Overview: Over the past week, it was a very light period for economic news in the U.S., while a modest improvement in global economic data caused investors to raise their growth outlook. As a result, rates ended the week higher.
Each month, the National Association of Home Builders (NAHB) publishes a survey of home builder confidence. After reaching 68 last October, the index dropped sharply during the fourth quarter of 2018, but it has partly bounced back this year to a level of 63 in April. Readings above 50 indicate positive sentiment. While this is favorable news, builders point to a lack of skilled workers and available lots as constraints to even greater confidence and a faster pace of construction.

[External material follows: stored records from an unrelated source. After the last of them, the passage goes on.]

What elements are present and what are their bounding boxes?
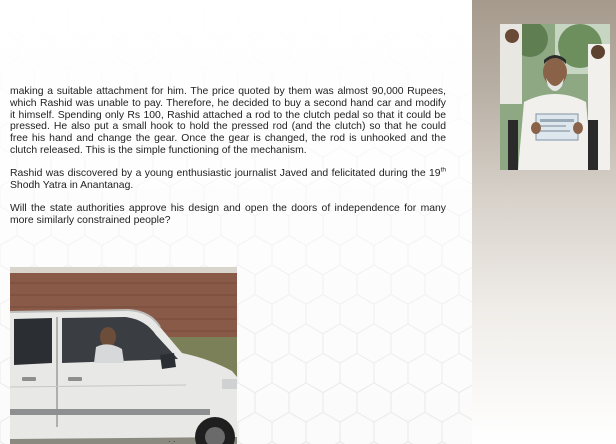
article-paragraph-3: Will the state authorities approve his design and open the doors of independence for many more similarly constrained people? [10,203,446,227]
article-text [10,86,446,238]
paragraph-2-before: Rashid was discovered by a young enthusiastic journalist Javed and felicitated during the 19 [10,168,441,180]
sidebar-photo [500,24,610,170]
car-photo [10,267,237,444]
paragraph-2-after: Shodh Yatra in Anantanag. [10,180,134,192]
article-paragraph-2 [10,168,446,192]
article-paragraph-1: making a suitable attachment for him. The price quoted by them was almost 90,000 Rupees, which Rashid was unable to pay. Therefore, he decided to buy a second hand car and modify it himself. Spending only Rs 100, Rashid attached a rod to the clutch pedal so that it could be pressed. He also put a small hook to hold the pressed rod (and the clutch) so that he could free his hand and change the gear. Once the gear is changed, the rod is unhooked and the clutch released. This is the simple functioning of the mechanism. [10,86,446,156]
paragraph-2-superscript: th [440,166,446,174]
cropped-caption-fragment: · · [168,437,176,444]
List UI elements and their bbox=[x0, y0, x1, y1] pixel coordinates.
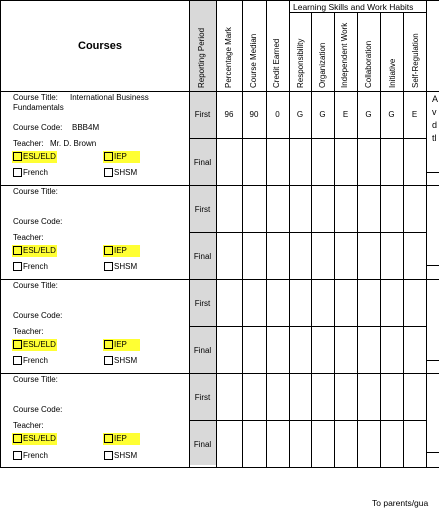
shsm-label: SHSM bbox=[114, 262, 138, 271]
percentage-mark-header: Percentage Mark bbox=[224, 27, 233, 88]
french-checkbox[interactable] bbox=[13, 262, 22, 271]
iep-label: IEP bbox=[114, 152, 127, 161]
course-code-label: Course Code: bbox=[13, 311, 63, 320]
reporting-period-final: Final bbox=[193, 252, 212, 261]
organization-header: Organization bbox=[318, 42, 327, 88]
french-label: French bbox=[23, 168, 48, 177]
shsm-checkbox[interactable] bbox=[104, 168, 113, 177]
shsm-checkbox[interactable] bbox=[104, 451, 113, 460]
iep-label: IEP bbox=[114, 246, 127, 255]
teacher-label: Teacher: bbox=[13, 233, 44, 242]
comment-fragment-2: v bbox=[432, 107, 437, 117]
iep-label: IEP bbox=[114, 434, 127, 443]
self-regulation-value: E bbox=[411, 110, 418, 119]
esl-checkbox[interactable] bbox=[13, 246, 22, 255]
course-code-label: Course Code: bbox=[13, 123, 63, 132]
learning-skills-header: Learning Skills and Work Habits bbox=[293, 2, 414, 12]
course-title-label: Course Title: bbox=[13, 187, 58, 196]
esl-label: ESL/ELD bbox=[23, 340, 56, 349]
reporting-period-header: Reporting Period bbox=[197, 27, 206, 88]
credit-earned-header: Credit Earned bbox=[272, 38, 281, 88]
french-checkbox[interactable] bbox=[13, 451, 22, 460]
shsm-checkbox[interactable] bbox=[104, 356, 113, 365]
iep-checkbox[interactable] bbox=[104, 246, 113, 255]
course-median-header: Course Median bbox=[249, 33, 258, 88]
shsm-label: SHSM bbox=[114, 356, 138, 365]
shsm-label: SHSM bbox=[114, 168, 138, 177]
initiative-header: Initiative bbox=[388, 58, 397, 88]
reporting-period-final: Final bbox=[193, 346, 212, 355]
self-regulation-header: Self-Regulation bbox=[411, 33, 420, 88]
comment-fragment-3: d bbox=[432, 120, 438, 130]
reporting-period-final: Final bbox=[193, 440, 212, 449]
course-title-value: International Business bbox=[70, 93, 149, 102]
footer-text: To parents/gua bbox=[372, 498, 429, 508]
course-code-value: BBB4M bbox=[72, 123, 100, 132]
course-title-label: Course Title: bbox=[13, 375, 58, 384]
comment-fragment-4: tl bbox=[432, 133, 437, 143]
french-checkbox[interactable] bbox=[13, 356, 22, 365]
shsm-checkbox[interactable] bbox=[104, 262, 113, 271]
teacher-value: Mr. D. Brown bbox=[50, 139, 97, 148]
comment-fragment-1: A bbox=[432, 94, 439, 104]
initiative-value: G bbox=[388, 110, 395, 119]
esl-checkbox[interactable] bbox=[13, 340, 22, 349]
course-code-label: Course Code: bbox=[13, 405, 63, 414]
independent-work-value: E bbox=[342, 110, 349, 119]
responsibility-value: G bbox=[296, 110, 304, 119]
teacher-label: Teacher: bbox=[13, 327, 44, 336]
courses-header: Courses bbox=[78, 40, 123, 52]
course-title-label: Course Title: bbox=[13, 281, 58, 290]
french-checkbox[interactable] bbox=[13, 168, 22, 177]
responsibility-header: Responsibility bbox=[296, 38, 305, 88]
esl-checkbox[interactable] bbox=[13, 152, 22, 161]
course-title-line2: Fundamentals bbox=[13, 103, 64, 112]
collaboration-value: G bbox=[365, 110, 372, 119]
esl-checkbox[interactable] bbox=[13, 434, 22, 443]
french-label: French bbox=[23, 356, 48, 365]
reporting-period-first: First bbox=[194, 393, 211, 402]
course-title-label: Course Title: bbox=[13, 93, 58, 102]
french-label: French bbox=[23, 451, 48, 460]
teacher-label: Teacher: bbox=[13, 139, 44, 148]
iep-checkbox[interactable] bbox=[104, 340, 113, 349]
independent-work-header: Independent Work bbox=[340, 22, 349, 88]
reporting-period-final: Final bbox=[193, 158, 212, 167]
esl-label: ESL/ELD bbox=[23, 434, 56, 443]
reporting-period-first: First bbox=[194, 299, 211, 308]
collaboration-header: Collaboration bbox=[364, 40, 373, 88]
iep-checkbox[interactable] bbox=[104, 152, 113, 161]
course-median-value: 90 bbox=[249, 110, 259, 119]
course-code-label: Course Code: bbox=[13, 217, 63, 226]
reporting-period-first: First bbox=[194, 205, 211, 214]
shsm-label: SHSM bbox=[114, 451, 138, 460]
iep-checkbox[interactable] bbox=[104, 434, 113, 443]
french-label: French bbox=[23, 262, 48, 271]
esl-label: ESL/ELD bbox=[23, 246, 56, 255]
credit-earned-value: 0 bbox=[275, 110, 280, 119]
esl-label: ESL/ELD bbox=[23, 152, 56, 161]
percentage-mark-value: 96 bbox=[224, 110, 234, 119]
organization-value: G bbox=[319, 110, 326, 119]
iep-label: IEP bbox=[114, 340, 127, 349]
teacher-label: Teacher: bbox=[13, 421, 44, 430]
reporting-period-first: First bbox=[194, 110, 211, 119]
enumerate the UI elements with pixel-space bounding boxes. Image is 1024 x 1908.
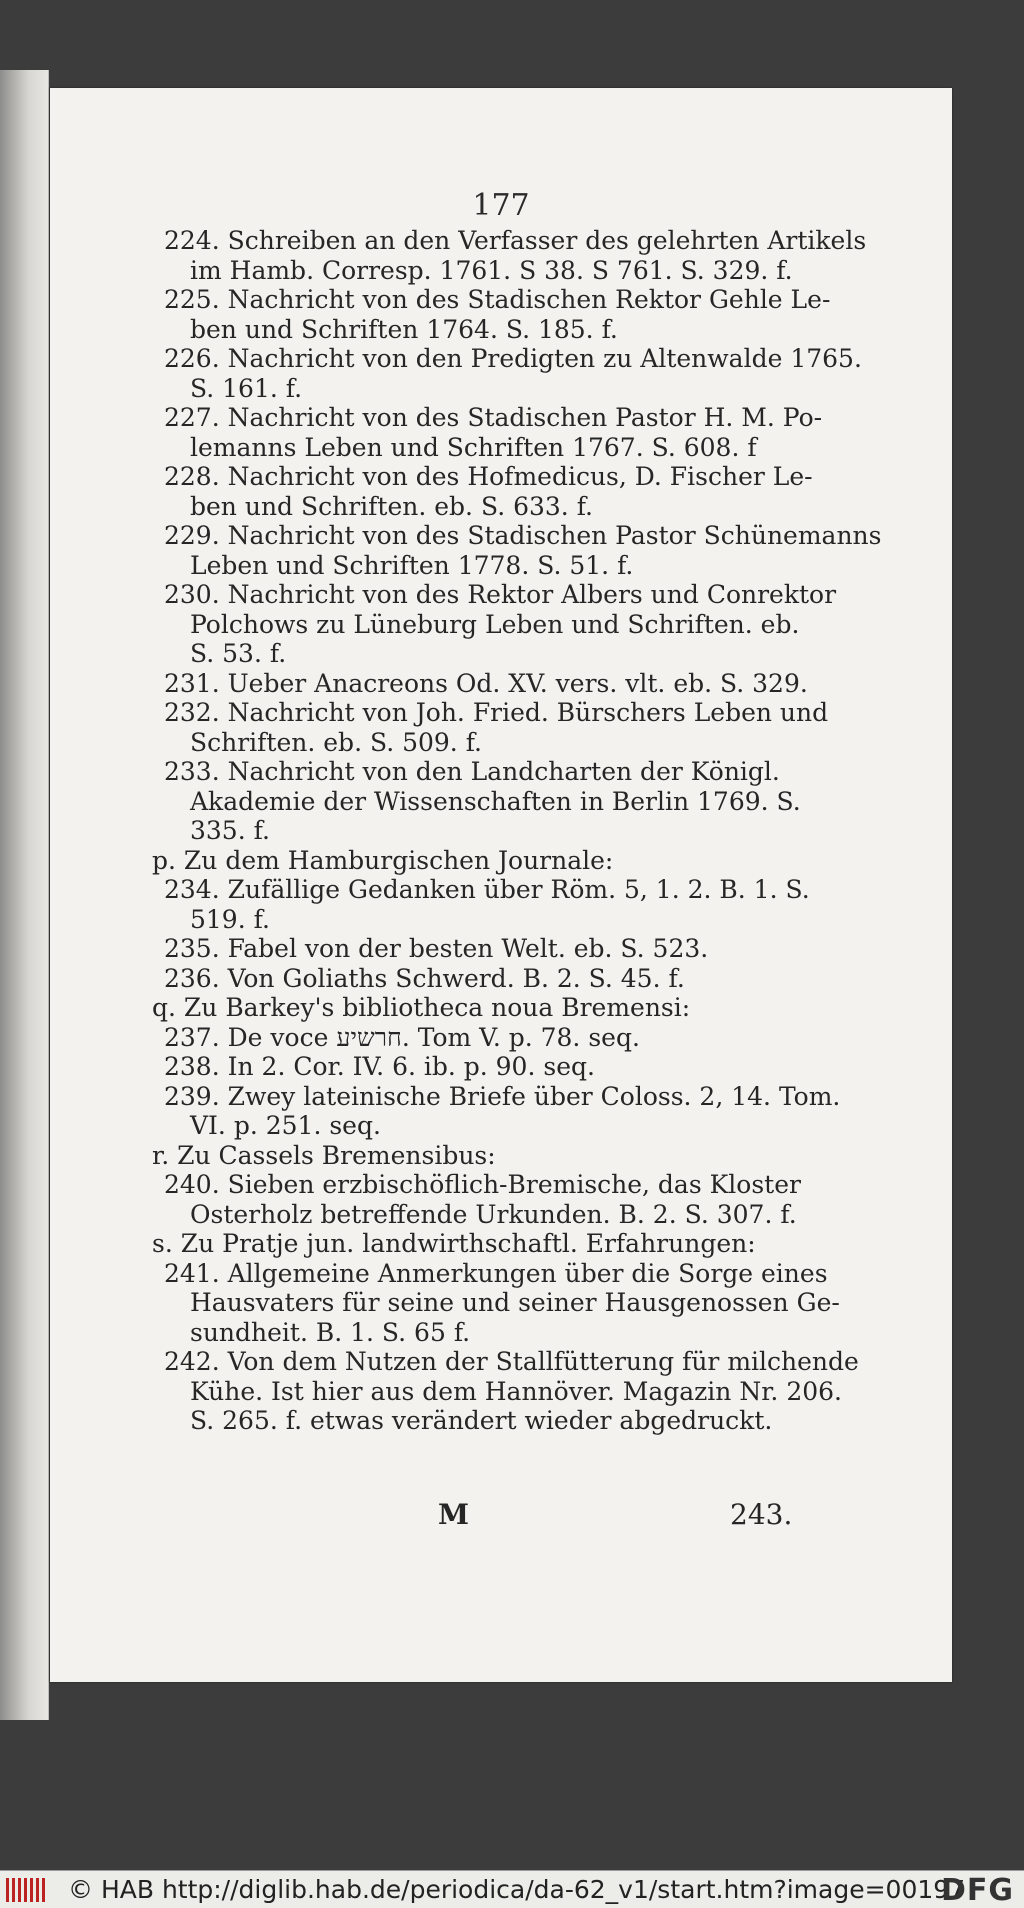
catalog-entry xyxy=(98,698,830,757)
copyright-link[interactable]: © HAB http://diglib.hab.de/periodica/da-62_v1/start.htm?image=00197 xyxy=(68,1875,966,1904)
catalog-entry xyxy=(98,757,830,846)
entry-line: 240. Sieben erzbischöflich-Bremische, das Kloster xyxy=(164,1170,801,1199)
catalog-entry xyxy=(98,875,830,934)
entry-line: S. 161. f. xyxy=(190,373,303,403)
entry-line: Schriften. eb. S. 509. f. xyxy=(190,727,483,757)
entry-line: r. Zu Cassels Bremensibus: xyxy=(152,1140,496,1170)
viewer-footer-bar xyxy=(0,1870,1024,1908)
signature-mark: M xyxy=(438,1498,469,1531)
entry-line: 242. Von dem Nutzen der Stallfütterung für milchende xyxy=(164,1347,859,1376)
section-heading xyxy=(98,1229,830,1259)
entry-line: Polchows zu Lüneburg Leben und Schriften. eb. xyxy=(190,609,800,639)
catalog-entry xyxy=(98,580,837,669)
entry-line: p. Zu dem Hamburgischen Journale: xyxy=(152,845,614,875)
catalog-entry xyxy=(98,226,867,285)
entry-line: lemanns Leben und Schriften 1767. S. 608. f xyxy=(190,432,757,462)
entry-line: 234. Zufällige Gedanken über Röm. 5, 1. 2. B. 1. S. xyxy=(164,875,810,904)
entry-line: 233. Nachricht von den Landcharten der Königl. xyxy=(164,757,780,786)
entry-line: 225. Nachricht von des Stadischen Rektor Gehle Le- xyxy=(164,285,831,314)
entry-line: VI. p. 251. seq. xyxy=(190,1111,381,1140)
entry-line: ben und Schriften. eb. S. 633. f. xyxy=(190,491,594,521)
entry-line: Osterholz betreffende Urkunden. B. 2. S. 307. f. xyxy=(190,1199,797,1229)
catalog-entry xyxy=(98,403,830,462)
catalog-entry xyxy=(98,934,830,964)
entry-list xyxy=(98,226,882,1436)
entry-line: 238. In 2. Cor. IV. 6. ib. p. 90. seq. xyxy=(164,1052,595,1081)
entry-line: 230. Nachricht von des Rektor Albers und Conrektor xyxy=(164,580,837,609)
section-heading xyxy=(98,846,830,876)
entry-line: S. 265. f. etwas verändert wieder abgedruckt. xyxy=(190,1406,773,1435)
entry-line: Leben und Schriften 1778. S. 51. f. xyxy=(190,550,634,580)
entry-line: 237. De voce חרשיע. Tom V. p. 78. seq. xyxy=(164,1022,640,1052)
entry-line: 235. Fabel von der besten Welt. eb. S. 523. xyxy=(164,934,709,963)
entry-line: 228. Nachricht von des Hofmedicus, D. Fischer Le- xyxy=(164,462,813,491)
entry-line: sundheit. B. 1. S. 65 f. xyxy=(190,1317,471,1347)
book-edge xyxy=(0,70,49,1720)
section-heading xyxy=(98,993,830,1023)
entry-line: 239. Zwey lateinische Briefe über Coloss. 2, 14. Tom. xyxy=(164,1081,841,1111)
entry-line: s. Zu Pratje jun. landwirthschaftl. Erfahrungen: xyxy=(152,1229,756,1258)
entry-line: q. Zu Barkey's bibliotheca noua Bremensi: xyxy=(152,993,691,1022)
catalog-entry xyxy=(98,285,830,344)
entry-line: 241. Allgemeine Anmerkungen über die Sorge eines xyxy=(164,1258,828,1288)
section-heading xyxy=(98,1141,830,1171)
catalog-entry xyxy=(98,344,862,403)
entry-line: Hausvaters für seine und seiner Hausgenossen Ge- xyxy=(190,1288,840,1317)
entry-line: ben und Schriften 1764. S. 185. f. xyxy=(190,314,618,344)
entry-line: S. 53. f. xyxy=(190,639,287,668)
entry-line: 224. Schreiben an den Verfasser des gelehrten Artikels xyxy=(164,226,867,255)
page-number: 177 xyxy=(472,188,530,223)
dfg-logo: DFG xyxy=(940,1873,1014,1908)
catalog-entry xyxy=(98,521,882,580)
catalog-entry xyxy=(98,964,830,994)
entry-line: im Hamb. Corresp. 1761. S 38. S 761. S. 329. f. xyxy=(190,255,793,285)
entry-line: 231. Ueber Anacreons Od. XV. vers. vlt. eb. S. 329. xyxy=(164,668,808,698)
entry-line: Kühe. Ist hier aus dem Hannöver. Magazin Nr. 206. xyxy=(190,1376,842,1406)
catalog-entry xyxy=(98,1081,841,1141)
catalog-entry xyxy=(98,1052,830,1082)
catalog-entry xyxy=(98,669,830,699)
entry-line: Akademie der Wissenschaften in Berlin 1769. S. xyxy=(190,786,801,816)
entry-line: 229. Nachricht von des Stadischen Pastor Schünemanns xyxy=(164,521,882,550)
catalog-entry xyxy=(98,1170,830,1229)
catalog-entry xyxy=(98,1023,830,1053)
catalog-entry xyxy=(98,1347,859,1436)
catchword: 243. xyxy=(730,1498,793,1531)
entry-line: 335. f. xyxy=(190,816,270,845)
catalog-entry xyxy=(98,1258,840,1348)
catalog-entry xyxy=(98,462,830,521)
hab-logo-icon xyxy=(6,1876,58,1904)
entry-line: 227. Nachricht von des Stadischen Pastor H. M. Po- xyxy=(164,403,823,432)
entry-line: 519. f. xyxy=(190,904,270,934)
scanned-page xyxy=(50,88,952,1682)
entry-line: 232. Nachricht von Joh. Fried. Bürschers Leben und xyxy=(164,698,829,727)
entry-line: 236. Von Goliaths Schwerd. B. 2. S. 45. f. xyxy=(164,963,685,993)
entry-line: 226. Nachricht von den Predigten zu Altenwalde 1765. xyxy=(164,344,862,373)
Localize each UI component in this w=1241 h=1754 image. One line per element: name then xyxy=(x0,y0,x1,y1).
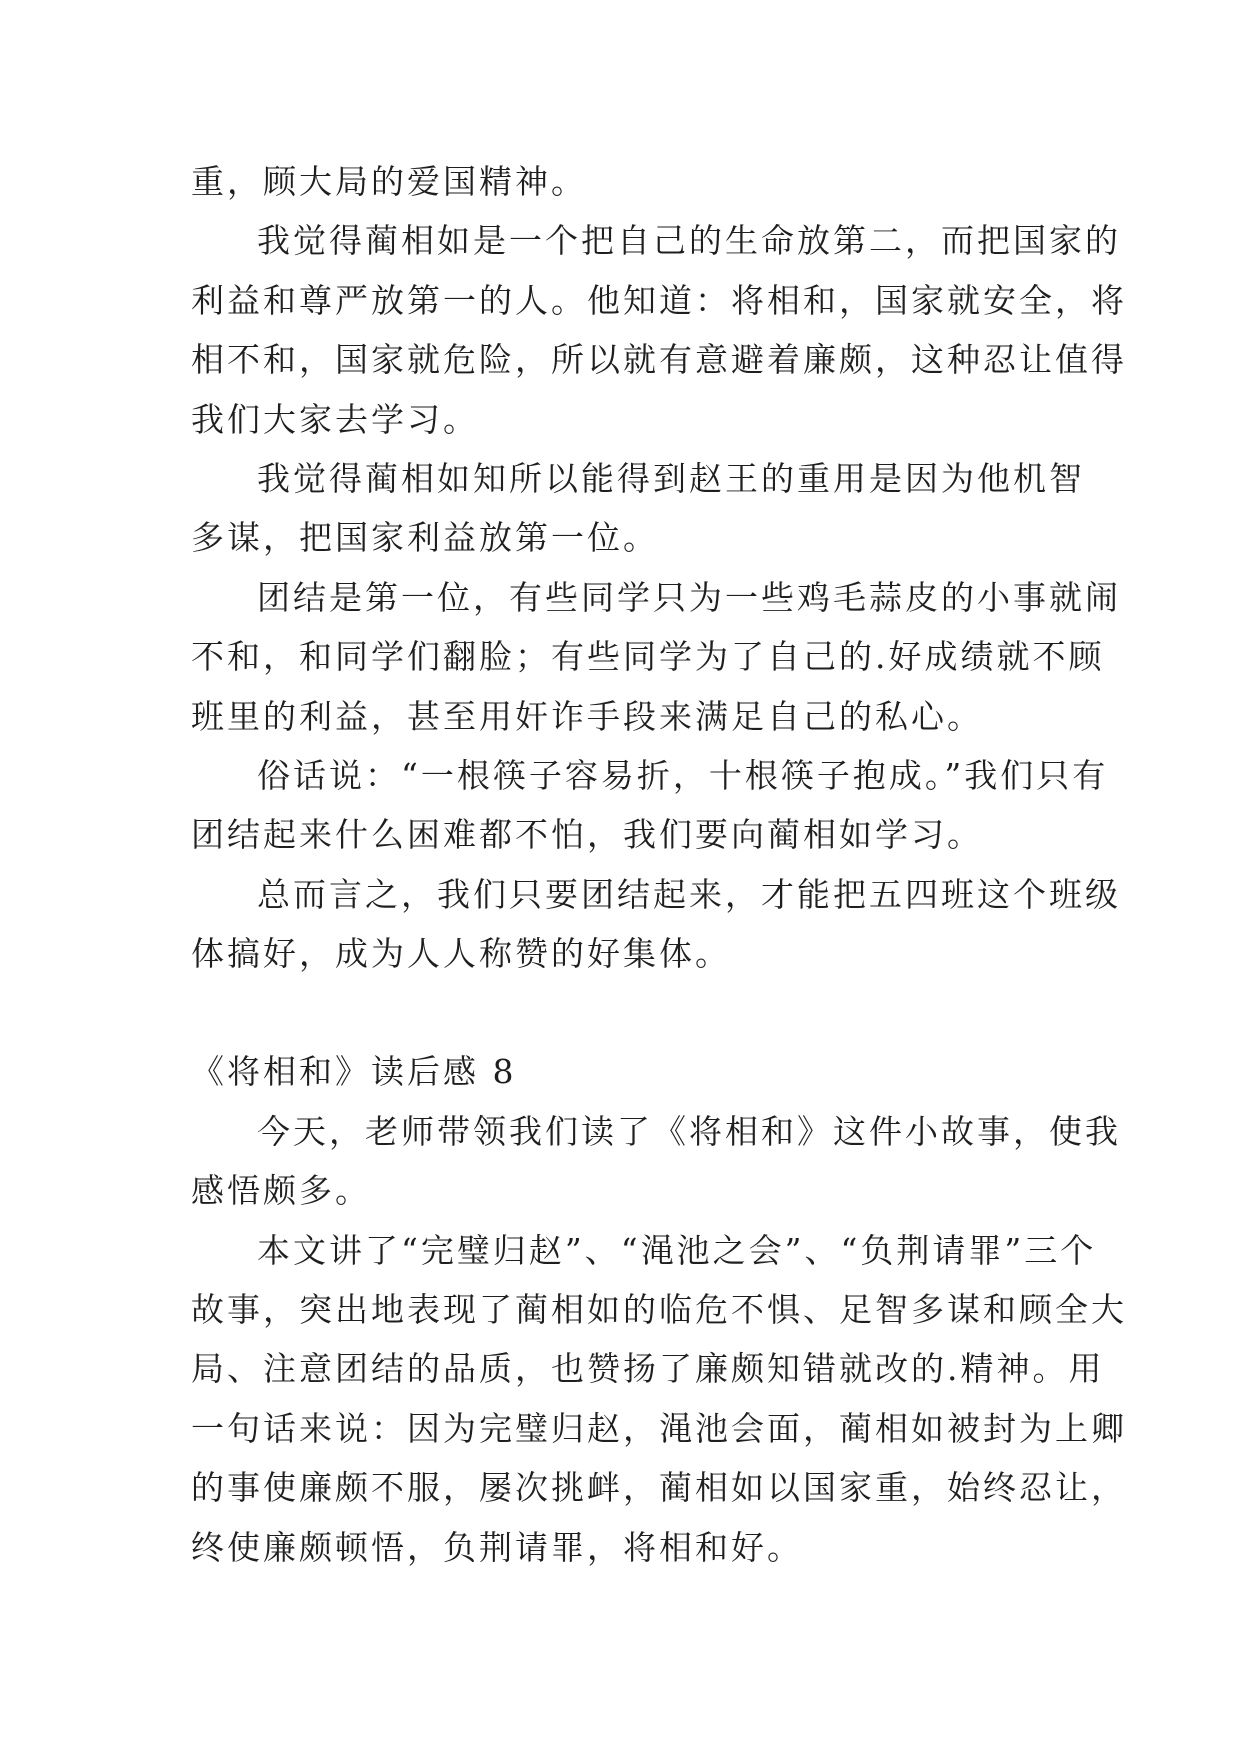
text-line: 感悟颇多。 xyxy=(191,1171,371,1211)
text-line: 团结起来什么困难都不怕，我们要向蔺相如学习。 xyxy=(191,815,983,855)
text-line: 局、注意团结的品质，也赞扬了廉颇知错就改的.精神。用 xyxy=(191,1349,1105,1389)
paragraph xyxy=(191,1221,1127,1577)
text-line: 不和，和同学们翻脸；有些同学为了自己的.好成绩就不顾 xyxy=(191,637,1105,677)
text-line: 今天，老师带领我们读了《将相和》这件小故事，使我 xyxy=(257,1111,1121,1151)
section-title xyxy=(191,1042,1071,1101)
document-body xyxy=(191,152,1127,1577)
text-line: 俗话说：“一根筷子容易折，十根筷子抱成。”我们只有 xyxy=(257,755,1109,795)
paragraph xyxy=(191,865,1121,984)
paragraph xyxy=(191,211,1127,449)
section-gap xyxy=(191,983,1071,1042)
text-line: 一句话来说：因为完璧归赵，渑池会面，蔺相如被封为上卿 xyxy=(191,1408,1127,1448)
text-line: 利益和尊严放第一的人。他知道：将相和，国家就安全，将 xyxy=(191,280,1127,320)
text-line: 班里的利益，甚至用奸诈手段来满足自己的私心。 xyxy=(191,696,983,736)
text-line: 我觉得蔺相如知所以能得到赵王的重用是因为他机智 xyxy=(257,458,1085,498)
text-line: 总而言之，我们只要团结起来，才能把五四班这个班级 xyxy=(257,874,1121,914)
text-line: 多谋，把国家利益放第一位。 xyxy=(191,518,659,558)
paragraph xyxy=(191,449,1085,568)
text-line: 相不和，国家就危险，所以就有意避着廉颇，这种忍让值得 xyxy=(191,340,1127,380)
paragraph xyxy=(191,568,1121,746)
text-line: 我觉得蔺相如是一个把自己的生命放第二，而把国家的 xyxy=(257,221,1121,261)
text-line: 故事，突出地表现了蔺相如的临危不惧、足智多谋和顾全大 xyxy=(191,1290,1127,1330)
text-line: 体搞好，成为人人称赞的好集体。 xyxy=(191,934,731,974)
text-line: 本文讲了“完璧归赵”、“渑池之会”、“负荆请罪”三个 xyxy=(257,1230,1097,1270)
section-title-text: 《将相和》读后感 8 xyxy=(191,1052,517,1092)
text-line: 我们大家去学习。 xyxy=(191,399,479,439)
text-line: 终使廉颇顿悟，负荆请罪，将相和好。 xyxy=(191,1527,803,1567)
text-line: 重，顾大局的爱国精神。 xyxy=(191,162,587,201)
text-line: 团结是第一位，有些同学只为一些鸡毛蒜皮的小事就闹 xyxy=(257,577,1121,617)
paragraph xyxy=(191,1102,1121,1221)
paragraph xyxy=(191,746,1109,865)
text-line: 的事使廉颇不服，屡次挑衅，蔺相如以国家重，始终忍让， xyxy=(191,1468,1127,1508)
paragraph-continuation xyxy=(191,152,1071,211)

In June 2016, voters narrowly passed a referendum for a British exit (Brexit) from the European Union. The big-picture benefits cited by supporters such as greater sovereignty over national decisions were relatively clear, but the tricky part was working out the details in key areas such as trade and immigration. Nearly three years later, UK lawmakers still have been unable to agree to the terms of the separation. The originally scheduled departure date of March 29 was missed, and EU leaders just agreed to postpone Brexit until October 31. This means that the damage to the UK economy from the uncertainty will continue, as individuals and businesses will remain reluctant to make long-term commitments.
Looking ahead, the Retail Sales report will be released on Thursday. Since consumer spending accounts for about 70% of all economic activity in the U.S., the retail sales data is a key indicator of growth. The New Residential Construction report (also known as Housing Starts) will come out on Friday. The Existing Home Sales report will be released on April 22, followed by New Home Sales on April 23. In addition, news about trade negotiations between the U.S. and China could affect mortgage rates. Mortgage markets will close early at 2:00 p.m. EDT on Thursday and will be closed on Friday in observance of Good Friday.